Here and now: Dorothy Day
When I think of Dorothy Day, I immediately connect her life and work to Jesus’ words, “as you did it to one of the least of these who are members of my family, you did it to me” (Matthew 25:40). She welcomed the stranger and showed compassion to those in need in ways that continue to inspire and instruct us today. [1]
And of course, the only place we can do this is here-and-now. Dorothy Day’s diaries and letters are filled with one example after another confirming in spades that she lived her life this way. She once described her meditation as taking place “here, there, and everywhere — at the kitchen table, on the train, on the ferry, on my way to and from appointments, and even while making supper or putting Teresa to bed.” [2]
Everything she referred to is a present-moment experience. And in many ways, her statement summarizes everything we are attempting to say and emulate about here-and-now living.
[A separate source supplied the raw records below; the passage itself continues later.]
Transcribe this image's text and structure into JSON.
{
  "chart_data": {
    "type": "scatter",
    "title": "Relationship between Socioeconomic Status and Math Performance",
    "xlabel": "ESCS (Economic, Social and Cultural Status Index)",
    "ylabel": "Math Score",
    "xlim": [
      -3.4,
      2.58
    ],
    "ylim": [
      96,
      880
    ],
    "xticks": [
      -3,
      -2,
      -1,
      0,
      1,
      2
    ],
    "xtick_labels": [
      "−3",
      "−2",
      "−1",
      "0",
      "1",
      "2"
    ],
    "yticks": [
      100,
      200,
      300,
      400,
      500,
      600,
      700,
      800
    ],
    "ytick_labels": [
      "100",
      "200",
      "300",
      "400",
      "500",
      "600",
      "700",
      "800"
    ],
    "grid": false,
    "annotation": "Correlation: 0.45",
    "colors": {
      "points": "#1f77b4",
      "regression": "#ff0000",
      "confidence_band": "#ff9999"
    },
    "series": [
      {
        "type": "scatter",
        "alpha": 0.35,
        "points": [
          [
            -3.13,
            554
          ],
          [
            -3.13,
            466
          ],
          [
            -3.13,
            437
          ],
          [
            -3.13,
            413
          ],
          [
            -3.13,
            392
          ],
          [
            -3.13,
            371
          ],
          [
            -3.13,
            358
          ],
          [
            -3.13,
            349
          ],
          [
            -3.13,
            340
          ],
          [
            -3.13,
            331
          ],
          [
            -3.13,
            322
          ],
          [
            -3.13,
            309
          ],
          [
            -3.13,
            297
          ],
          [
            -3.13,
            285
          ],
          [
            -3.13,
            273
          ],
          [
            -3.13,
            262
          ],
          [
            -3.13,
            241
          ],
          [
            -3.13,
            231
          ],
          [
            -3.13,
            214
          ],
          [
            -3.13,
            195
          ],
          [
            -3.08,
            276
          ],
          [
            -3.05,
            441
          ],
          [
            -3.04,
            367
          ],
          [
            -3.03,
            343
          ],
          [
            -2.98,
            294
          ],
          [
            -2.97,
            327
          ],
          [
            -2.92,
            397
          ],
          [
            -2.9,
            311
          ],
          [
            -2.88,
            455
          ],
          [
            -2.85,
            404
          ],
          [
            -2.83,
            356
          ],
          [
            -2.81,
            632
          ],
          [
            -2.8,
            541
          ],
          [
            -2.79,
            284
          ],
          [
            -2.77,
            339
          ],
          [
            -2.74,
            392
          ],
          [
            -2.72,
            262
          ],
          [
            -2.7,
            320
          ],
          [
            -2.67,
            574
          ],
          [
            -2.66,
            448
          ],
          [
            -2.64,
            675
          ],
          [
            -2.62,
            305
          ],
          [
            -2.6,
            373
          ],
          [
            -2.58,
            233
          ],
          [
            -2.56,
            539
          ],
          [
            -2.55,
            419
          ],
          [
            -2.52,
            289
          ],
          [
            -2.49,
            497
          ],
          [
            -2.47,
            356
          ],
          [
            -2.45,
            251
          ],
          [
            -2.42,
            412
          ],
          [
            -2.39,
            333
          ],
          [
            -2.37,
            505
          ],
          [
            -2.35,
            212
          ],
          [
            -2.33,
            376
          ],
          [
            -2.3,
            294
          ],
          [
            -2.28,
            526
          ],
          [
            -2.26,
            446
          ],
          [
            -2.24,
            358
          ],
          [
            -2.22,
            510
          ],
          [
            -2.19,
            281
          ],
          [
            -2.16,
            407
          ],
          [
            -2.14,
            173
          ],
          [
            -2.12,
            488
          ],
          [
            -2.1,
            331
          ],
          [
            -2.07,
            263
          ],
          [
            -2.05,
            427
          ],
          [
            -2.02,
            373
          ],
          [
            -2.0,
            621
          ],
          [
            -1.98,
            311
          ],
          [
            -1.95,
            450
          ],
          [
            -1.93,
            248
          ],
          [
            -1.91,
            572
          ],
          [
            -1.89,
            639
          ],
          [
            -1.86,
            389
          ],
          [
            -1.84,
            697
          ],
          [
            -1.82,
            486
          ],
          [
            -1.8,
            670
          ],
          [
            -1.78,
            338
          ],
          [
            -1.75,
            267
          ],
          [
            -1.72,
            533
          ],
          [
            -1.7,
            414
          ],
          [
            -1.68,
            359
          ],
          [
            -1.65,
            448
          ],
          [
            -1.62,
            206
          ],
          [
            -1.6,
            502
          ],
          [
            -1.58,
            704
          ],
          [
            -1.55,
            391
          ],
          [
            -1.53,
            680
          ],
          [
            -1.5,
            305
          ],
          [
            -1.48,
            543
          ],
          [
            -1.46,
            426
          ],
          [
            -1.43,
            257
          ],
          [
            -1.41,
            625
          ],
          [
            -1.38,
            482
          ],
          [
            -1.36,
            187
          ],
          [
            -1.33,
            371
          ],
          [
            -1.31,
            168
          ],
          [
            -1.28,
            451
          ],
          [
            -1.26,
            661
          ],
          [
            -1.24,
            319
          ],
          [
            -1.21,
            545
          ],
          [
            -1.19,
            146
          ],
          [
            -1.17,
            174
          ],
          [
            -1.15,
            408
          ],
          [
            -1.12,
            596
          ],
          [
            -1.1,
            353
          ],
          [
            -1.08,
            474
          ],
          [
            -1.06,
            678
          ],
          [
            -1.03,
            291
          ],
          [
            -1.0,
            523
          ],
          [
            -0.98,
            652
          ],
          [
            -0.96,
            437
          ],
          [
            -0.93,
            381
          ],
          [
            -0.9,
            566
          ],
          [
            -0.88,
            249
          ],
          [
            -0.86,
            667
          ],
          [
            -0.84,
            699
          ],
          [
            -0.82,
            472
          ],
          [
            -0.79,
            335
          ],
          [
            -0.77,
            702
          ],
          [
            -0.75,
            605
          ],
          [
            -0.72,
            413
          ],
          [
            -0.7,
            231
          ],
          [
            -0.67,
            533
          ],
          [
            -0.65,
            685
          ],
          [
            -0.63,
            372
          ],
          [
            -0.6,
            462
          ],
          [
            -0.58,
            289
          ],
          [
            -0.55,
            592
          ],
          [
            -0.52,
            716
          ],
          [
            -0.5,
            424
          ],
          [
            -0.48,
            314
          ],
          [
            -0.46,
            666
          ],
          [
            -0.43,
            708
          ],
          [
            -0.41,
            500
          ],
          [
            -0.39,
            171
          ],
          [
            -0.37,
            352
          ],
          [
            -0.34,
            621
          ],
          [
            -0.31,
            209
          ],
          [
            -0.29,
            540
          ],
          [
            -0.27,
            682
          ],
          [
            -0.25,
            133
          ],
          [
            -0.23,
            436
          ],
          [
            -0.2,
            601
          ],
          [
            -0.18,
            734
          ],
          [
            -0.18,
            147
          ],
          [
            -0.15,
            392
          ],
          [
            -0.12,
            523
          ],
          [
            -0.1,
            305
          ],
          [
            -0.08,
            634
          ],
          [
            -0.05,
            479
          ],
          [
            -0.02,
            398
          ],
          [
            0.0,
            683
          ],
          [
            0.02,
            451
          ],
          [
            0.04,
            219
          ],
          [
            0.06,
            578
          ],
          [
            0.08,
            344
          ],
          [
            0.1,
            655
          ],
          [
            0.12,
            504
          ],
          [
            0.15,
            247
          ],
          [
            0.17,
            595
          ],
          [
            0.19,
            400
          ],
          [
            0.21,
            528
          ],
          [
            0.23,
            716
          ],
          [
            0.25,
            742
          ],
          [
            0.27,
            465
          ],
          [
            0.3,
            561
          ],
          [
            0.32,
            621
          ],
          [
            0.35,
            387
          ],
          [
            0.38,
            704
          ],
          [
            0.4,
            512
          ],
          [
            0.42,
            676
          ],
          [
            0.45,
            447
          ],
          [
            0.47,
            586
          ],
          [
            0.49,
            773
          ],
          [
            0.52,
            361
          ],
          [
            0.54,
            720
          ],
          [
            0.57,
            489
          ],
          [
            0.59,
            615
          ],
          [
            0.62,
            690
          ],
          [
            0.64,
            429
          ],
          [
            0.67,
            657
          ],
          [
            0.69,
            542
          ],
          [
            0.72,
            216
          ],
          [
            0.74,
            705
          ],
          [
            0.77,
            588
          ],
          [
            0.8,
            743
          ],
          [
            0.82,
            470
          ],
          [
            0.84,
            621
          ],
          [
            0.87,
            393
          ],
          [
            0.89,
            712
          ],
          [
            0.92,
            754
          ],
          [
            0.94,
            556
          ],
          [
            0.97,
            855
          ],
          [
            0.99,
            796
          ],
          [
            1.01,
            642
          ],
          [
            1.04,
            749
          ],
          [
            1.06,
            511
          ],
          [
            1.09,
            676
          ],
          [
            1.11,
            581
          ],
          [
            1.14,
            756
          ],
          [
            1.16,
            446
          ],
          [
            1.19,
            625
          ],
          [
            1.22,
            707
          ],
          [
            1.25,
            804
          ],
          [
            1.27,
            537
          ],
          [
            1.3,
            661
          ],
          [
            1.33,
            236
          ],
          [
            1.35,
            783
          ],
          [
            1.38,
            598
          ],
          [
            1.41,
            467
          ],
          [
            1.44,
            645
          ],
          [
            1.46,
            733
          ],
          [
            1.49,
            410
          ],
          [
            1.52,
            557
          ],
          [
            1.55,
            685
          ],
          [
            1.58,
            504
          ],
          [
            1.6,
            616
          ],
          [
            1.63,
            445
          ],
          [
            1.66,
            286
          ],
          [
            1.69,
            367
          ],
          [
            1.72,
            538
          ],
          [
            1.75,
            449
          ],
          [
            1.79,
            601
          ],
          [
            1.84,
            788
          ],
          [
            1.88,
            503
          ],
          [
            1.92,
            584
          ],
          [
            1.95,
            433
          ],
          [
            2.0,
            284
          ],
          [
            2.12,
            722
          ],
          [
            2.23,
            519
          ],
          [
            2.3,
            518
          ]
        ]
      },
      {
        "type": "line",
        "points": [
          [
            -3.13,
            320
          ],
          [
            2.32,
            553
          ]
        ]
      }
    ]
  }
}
Dorothy Day recognized the sacredness of each moment, seeing it as an invitation to penetrate the surface and discover God present and active in all people and things.
This is present-moment mysticism; that is “having eyes to see and ears to hear” in ways that keeps the flame of love burning in our heart and moves us into a loving engagement with all of life. As with everyone else we are looking at in this series (and anyone else, for that matter), the forms and practiced Dorothy used may or may not be the ones God calls us to use. But the intention to live here-and-now will be the lens for seeing that every moment is a God moment, and that we live in each moment as participants, not observers.
[1] Her autobiography, The Long Loneliness (Harper & Row, 1952) enables us to see all this directly from her own words.
[2] Michael Garvey, ed., Dorothy Day: Selections from Her Writings (Templegate Publishers, 1966), 15.